To support the demand in its online business, Ikea said it is gradually opening up certain stores to help fulfill online orders. It said that “operating in this limited capacity will allow us to begin to welcome back some of our furloughed hourly co-workers.”

But for retail’s thousands of workers, going back to work creates fear — and many of them will no longer receive hazard pay by the end of May. Many of them felt they had no other choice but to go back to work in the midst of a pandemic and a bleak job market.

The unemployment rate has soared to 14.7 percent, after months at a half-century low, wiping out all job gains since the Great Recession. Federal Reserve Chairman Jerome Powell said Sunday he believes that number could rise to the Depression-era level of 25 percent.

“We don’t have a choice financially,” said one worker at a Starbucks who asked to remain anonymous. “We have no idea which customers have been following procedures or who has been in hospitals. It’s a managed risk.”

With the virus still not contained, some shoppers are avoiding leisure shopping altogether. About 57 percent of shoppers in March and April came immediately home after a Target or Walmart run, according to the foot traffic analytics firm Placer.ai.
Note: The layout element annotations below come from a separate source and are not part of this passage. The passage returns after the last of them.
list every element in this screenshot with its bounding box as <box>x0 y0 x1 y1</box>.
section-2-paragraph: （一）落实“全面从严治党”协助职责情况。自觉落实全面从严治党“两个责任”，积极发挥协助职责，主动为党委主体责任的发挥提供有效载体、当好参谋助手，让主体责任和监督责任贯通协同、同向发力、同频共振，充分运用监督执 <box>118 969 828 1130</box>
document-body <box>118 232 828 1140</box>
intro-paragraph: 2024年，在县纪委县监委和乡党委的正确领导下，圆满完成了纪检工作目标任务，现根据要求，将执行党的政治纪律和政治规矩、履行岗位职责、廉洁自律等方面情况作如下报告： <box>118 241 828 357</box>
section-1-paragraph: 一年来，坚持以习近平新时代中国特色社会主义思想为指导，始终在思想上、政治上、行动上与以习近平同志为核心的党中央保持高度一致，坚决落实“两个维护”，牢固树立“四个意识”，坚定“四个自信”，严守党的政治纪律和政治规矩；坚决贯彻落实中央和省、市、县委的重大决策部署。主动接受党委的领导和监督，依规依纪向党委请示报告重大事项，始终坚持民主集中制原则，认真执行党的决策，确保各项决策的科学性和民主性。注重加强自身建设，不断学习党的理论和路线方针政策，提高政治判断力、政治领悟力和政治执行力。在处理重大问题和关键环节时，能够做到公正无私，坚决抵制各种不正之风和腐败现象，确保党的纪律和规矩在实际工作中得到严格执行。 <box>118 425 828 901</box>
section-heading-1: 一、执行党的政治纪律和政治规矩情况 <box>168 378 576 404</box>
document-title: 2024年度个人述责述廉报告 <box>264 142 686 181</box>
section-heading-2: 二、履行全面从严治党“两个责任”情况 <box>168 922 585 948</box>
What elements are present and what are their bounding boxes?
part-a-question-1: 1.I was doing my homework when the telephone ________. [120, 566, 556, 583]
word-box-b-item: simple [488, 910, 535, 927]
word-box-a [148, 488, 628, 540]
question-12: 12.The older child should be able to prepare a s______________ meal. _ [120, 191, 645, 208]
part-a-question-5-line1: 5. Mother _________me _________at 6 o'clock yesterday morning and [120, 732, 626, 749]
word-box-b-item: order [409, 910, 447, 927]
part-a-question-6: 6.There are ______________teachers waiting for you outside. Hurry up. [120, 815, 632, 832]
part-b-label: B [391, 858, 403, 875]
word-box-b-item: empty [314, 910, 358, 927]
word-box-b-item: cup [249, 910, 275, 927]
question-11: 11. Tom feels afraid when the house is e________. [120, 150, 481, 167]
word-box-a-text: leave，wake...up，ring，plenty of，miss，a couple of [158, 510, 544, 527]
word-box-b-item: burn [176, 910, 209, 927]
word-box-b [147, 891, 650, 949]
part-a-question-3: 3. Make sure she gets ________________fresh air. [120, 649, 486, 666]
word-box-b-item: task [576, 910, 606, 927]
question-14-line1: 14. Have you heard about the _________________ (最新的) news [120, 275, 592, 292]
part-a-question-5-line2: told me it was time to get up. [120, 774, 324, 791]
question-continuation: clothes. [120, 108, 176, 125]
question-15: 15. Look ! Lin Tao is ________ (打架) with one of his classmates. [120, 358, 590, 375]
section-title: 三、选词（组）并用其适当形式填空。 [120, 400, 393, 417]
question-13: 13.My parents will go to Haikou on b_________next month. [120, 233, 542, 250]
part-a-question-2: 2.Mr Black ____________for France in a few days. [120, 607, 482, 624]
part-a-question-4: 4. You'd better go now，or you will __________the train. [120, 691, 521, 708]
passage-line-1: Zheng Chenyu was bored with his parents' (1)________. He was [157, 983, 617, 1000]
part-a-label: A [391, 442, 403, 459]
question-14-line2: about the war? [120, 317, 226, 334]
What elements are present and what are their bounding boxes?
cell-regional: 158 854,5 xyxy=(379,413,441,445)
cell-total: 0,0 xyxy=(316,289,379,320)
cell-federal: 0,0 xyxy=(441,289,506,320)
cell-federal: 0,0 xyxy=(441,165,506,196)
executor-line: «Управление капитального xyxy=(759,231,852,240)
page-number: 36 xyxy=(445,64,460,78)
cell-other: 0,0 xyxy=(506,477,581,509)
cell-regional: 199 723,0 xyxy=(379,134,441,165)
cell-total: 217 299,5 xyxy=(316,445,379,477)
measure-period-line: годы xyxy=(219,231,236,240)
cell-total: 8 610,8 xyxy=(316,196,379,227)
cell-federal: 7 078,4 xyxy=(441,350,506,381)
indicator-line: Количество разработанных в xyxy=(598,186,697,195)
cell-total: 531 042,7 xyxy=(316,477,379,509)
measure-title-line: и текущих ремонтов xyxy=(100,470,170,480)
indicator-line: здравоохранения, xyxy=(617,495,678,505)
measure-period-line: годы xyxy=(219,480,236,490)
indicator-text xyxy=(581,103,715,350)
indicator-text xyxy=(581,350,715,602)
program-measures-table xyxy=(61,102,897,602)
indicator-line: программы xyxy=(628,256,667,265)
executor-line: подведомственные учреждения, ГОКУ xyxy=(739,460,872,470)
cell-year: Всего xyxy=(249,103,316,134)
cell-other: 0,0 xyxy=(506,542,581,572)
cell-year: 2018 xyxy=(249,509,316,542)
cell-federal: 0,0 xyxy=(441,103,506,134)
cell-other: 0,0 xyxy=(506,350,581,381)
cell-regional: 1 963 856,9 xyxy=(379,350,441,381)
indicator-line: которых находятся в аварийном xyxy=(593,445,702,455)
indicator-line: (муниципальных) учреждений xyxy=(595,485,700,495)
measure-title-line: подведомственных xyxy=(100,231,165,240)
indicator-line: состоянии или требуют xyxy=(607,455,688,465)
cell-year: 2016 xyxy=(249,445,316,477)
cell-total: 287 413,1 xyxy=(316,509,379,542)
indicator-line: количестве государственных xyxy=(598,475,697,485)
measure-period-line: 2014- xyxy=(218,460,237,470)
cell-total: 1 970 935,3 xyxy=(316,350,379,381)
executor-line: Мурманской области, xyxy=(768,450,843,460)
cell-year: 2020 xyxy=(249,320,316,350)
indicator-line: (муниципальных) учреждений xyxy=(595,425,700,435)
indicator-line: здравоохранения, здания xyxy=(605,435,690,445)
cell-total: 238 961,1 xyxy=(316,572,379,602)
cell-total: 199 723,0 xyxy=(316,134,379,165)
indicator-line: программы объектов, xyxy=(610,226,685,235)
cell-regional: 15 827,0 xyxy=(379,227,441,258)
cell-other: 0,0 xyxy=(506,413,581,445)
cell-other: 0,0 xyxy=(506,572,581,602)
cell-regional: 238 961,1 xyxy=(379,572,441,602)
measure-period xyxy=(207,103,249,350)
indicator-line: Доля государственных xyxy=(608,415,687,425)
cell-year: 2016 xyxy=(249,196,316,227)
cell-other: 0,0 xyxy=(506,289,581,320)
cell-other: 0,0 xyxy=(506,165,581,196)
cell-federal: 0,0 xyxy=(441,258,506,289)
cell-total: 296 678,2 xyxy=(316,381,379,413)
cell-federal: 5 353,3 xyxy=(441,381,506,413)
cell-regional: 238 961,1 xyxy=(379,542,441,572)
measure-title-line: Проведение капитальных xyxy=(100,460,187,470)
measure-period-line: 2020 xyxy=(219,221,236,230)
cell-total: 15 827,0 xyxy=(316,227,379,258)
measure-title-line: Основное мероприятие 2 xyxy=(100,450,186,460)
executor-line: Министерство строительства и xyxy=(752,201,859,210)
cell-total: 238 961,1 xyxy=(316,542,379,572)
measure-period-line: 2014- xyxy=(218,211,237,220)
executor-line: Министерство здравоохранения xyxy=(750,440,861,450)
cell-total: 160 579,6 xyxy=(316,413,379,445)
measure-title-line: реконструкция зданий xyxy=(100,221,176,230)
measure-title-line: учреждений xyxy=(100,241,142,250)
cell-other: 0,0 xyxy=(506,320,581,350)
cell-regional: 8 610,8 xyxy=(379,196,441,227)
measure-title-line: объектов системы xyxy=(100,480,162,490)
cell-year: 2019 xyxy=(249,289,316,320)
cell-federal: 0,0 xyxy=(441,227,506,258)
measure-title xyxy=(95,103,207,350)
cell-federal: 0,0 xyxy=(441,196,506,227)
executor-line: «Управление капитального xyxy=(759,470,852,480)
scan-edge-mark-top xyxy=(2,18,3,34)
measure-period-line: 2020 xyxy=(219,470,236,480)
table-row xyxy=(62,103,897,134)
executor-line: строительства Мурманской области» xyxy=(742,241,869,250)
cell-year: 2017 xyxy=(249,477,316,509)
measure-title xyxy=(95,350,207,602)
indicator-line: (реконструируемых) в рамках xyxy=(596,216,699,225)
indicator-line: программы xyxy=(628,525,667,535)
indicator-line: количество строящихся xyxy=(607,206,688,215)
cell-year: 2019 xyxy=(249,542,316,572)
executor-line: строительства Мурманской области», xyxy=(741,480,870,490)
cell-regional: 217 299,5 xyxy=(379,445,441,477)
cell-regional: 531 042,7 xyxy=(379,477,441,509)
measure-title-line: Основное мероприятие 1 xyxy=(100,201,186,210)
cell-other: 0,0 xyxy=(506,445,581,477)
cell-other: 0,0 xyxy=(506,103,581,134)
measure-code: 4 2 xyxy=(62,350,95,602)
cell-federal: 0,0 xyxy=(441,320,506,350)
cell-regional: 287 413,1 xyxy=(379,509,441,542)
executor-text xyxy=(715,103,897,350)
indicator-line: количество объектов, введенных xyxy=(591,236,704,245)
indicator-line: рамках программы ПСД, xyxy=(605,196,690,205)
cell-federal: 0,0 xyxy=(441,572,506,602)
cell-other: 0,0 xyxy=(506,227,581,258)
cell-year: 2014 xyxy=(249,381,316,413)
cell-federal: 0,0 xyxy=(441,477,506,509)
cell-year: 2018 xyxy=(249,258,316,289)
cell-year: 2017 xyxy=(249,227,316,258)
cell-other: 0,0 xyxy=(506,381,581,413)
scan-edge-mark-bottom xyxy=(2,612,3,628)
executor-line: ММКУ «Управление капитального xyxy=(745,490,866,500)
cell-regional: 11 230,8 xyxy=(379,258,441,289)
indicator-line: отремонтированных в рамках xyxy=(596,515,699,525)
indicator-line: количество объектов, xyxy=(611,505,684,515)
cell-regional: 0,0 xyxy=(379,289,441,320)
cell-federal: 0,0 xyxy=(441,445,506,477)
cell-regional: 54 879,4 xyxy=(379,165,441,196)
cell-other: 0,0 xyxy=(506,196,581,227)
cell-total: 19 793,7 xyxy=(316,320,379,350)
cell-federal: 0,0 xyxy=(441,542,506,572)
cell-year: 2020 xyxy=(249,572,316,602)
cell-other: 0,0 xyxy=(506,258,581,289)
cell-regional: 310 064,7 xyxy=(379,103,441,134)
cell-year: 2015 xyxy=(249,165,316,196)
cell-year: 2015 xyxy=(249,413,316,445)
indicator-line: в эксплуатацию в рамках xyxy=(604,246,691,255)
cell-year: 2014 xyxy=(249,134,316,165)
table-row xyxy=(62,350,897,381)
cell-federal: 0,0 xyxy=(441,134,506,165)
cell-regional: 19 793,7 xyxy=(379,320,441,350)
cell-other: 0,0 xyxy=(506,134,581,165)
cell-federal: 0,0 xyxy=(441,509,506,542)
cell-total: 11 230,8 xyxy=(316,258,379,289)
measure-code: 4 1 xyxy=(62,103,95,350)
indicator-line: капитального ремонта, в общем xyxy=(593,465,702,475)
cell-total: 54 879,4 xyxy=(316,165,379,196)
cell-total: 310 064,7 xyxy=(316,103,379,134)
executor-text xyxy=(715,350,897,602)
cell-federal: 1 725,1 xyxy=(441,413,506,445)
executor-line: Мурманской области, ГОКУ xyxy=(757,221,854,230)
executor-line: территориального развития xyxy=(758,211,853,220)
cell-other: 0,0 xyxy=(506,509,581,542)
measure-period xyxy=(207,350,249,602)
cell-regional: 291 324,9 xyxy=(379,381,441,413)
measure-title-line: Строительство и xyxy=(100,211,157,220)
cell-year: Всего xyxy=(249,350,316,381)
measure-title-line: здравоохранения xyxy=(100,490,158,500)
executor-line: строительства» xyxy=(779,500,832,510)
Michell Tinoco, a college student quarantining with her family in Kansas City, Kansas, told NBC News she refuses to go to the mall or a retail store even though they opened in her state on Wednesday.

“They are ensuring that customers wear PPE or follow social distancing but I don’t see a need to shop if there is no need,” said Tinoco, who recovered from the virus. “I will only go to a store in dire circumstances.”